Bollywood is not unusual in how a few families run the show. The Telugu industry has the families of NT Rama Rao, Akkineni Nageswara Rao, Daggubati Ramanaidu, Chiranjeevi, and Krishna. Also, top stars like Allu Arjun and Ram Charan are married to prominent but non-industry families. These families are able to consolidate their positions at the top of the industry, generation after generation, even as some Bollywood families struggle to do so.
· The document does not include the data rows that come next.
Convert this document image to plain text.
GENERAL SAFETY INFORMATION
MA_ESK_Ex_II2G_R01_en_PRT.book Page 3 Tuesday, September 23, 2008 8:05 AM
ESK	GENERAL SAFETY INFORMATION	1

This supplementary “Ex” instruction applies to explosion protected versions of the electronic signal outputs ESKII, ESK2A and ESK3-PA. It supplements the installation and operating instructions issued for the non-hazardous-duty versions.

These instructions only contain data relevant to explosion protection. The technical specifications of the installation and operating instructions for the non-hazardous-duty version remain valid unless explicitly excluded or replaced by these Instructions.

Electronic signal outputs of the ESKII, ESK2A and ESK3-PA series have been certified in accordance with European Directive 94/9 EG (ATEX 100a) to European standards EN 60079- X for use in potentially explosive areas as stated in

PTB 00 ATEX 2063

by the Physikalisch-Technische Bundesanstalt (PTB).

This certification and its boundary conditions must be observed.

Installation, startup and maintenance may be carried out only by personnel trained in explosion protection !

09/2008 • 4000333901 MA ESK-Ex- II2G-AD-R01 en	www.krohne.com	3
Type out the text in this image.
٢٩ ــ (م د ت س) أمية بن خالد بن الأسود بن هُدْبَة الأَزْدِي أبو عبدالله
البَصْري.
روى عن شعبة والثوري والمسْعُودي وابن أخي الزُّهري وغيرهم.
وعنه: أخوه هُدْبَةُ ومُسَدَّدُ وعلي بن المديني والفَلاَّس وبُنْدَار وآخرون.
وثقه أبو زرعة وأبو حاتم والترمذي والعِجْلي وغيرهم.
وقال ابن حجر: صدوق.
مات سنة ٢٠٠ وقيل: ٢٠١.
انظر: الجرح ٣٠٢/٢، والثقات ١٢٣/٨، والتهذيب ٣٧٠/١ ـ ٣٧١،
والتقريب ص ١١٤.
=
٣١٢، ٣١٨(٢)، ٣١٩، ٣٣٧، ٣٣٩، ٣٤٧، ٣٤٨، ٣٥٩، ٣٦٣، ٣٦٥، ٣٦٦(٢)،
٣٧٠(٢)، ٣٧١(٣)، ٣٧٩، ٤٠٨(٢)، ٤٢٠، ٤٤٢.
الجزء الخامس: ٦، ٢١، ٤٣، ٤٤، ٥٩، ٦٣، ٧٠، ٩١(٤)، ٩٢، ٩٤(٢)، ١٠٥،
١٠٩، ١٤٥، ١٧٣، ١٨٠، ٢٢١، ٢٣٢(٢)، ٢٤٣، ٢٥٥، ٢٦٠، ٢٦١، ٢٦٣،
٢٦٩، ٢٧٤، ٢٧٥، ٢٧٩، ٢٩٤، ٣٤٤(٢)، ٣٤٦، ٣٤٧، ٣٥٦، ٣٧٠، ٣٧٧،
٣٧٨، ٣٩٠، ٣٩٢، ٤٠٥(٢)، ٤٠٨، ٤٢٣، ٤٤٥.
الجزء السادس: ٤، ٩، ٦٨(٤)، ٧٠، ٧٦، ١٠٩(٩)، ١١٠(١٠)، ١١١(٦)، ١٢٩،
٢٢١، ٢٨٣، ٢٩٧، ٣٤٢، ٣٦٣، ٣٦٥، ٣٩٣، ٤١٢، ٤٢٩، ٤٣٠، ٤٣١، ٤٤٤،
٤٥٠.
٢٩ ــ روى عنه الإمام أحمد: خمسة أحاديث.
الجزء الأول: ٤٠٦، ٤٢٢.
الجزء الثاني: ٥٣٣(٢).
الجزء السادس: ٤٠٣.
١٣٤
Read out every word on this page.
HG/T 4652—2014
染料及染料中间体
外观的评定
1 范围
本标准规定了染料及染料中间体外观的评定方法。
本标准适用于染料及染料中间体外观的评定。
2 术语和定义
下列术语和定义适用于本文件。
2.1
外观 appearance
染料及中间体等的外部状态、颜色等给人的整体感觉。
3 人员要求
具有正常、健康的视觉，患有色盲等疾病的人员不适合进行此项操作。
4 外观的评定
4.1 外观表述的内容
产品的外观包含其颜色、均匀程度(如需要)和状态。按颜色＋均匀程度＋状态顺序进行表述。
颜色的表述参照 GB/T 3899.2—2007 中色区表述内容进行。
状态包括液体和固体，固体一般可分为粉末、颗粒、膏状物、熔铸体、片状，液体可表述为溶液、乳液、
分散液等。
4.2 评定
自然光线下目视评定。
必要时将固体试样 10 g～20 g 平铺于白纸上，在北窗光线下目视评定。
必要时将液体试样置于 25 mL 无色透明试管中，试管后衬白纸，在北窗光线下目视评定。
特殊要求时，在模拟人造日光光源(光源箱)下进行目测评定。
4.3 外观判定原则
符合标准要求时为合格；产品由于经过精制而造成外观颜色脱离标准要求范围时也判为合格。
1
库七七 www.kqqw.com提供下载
The answer lies in the Telugu industry wholeheartedly embracing the idea of “commercial cinema”, while post-liberalisation Bollywood is at times innovative and at other times, out of touch with its core. For instance, it left the Hindi heartland to Salman Khan and “authentic B-towners” like Anurag Kashyap and Vishal Bhardwaj. So, it outsourced its authenticity while the rest of the industry tried to put together a coalition of cinema for the multiplexes, aspirational middle classes, and NRIs. It also seems to have given up on the melodramas it was famous for at one time.
Perhaps, it needs to go back to what it was best known for and what it knows best; having a noisy conglomerate of film families create narratives about noisy families.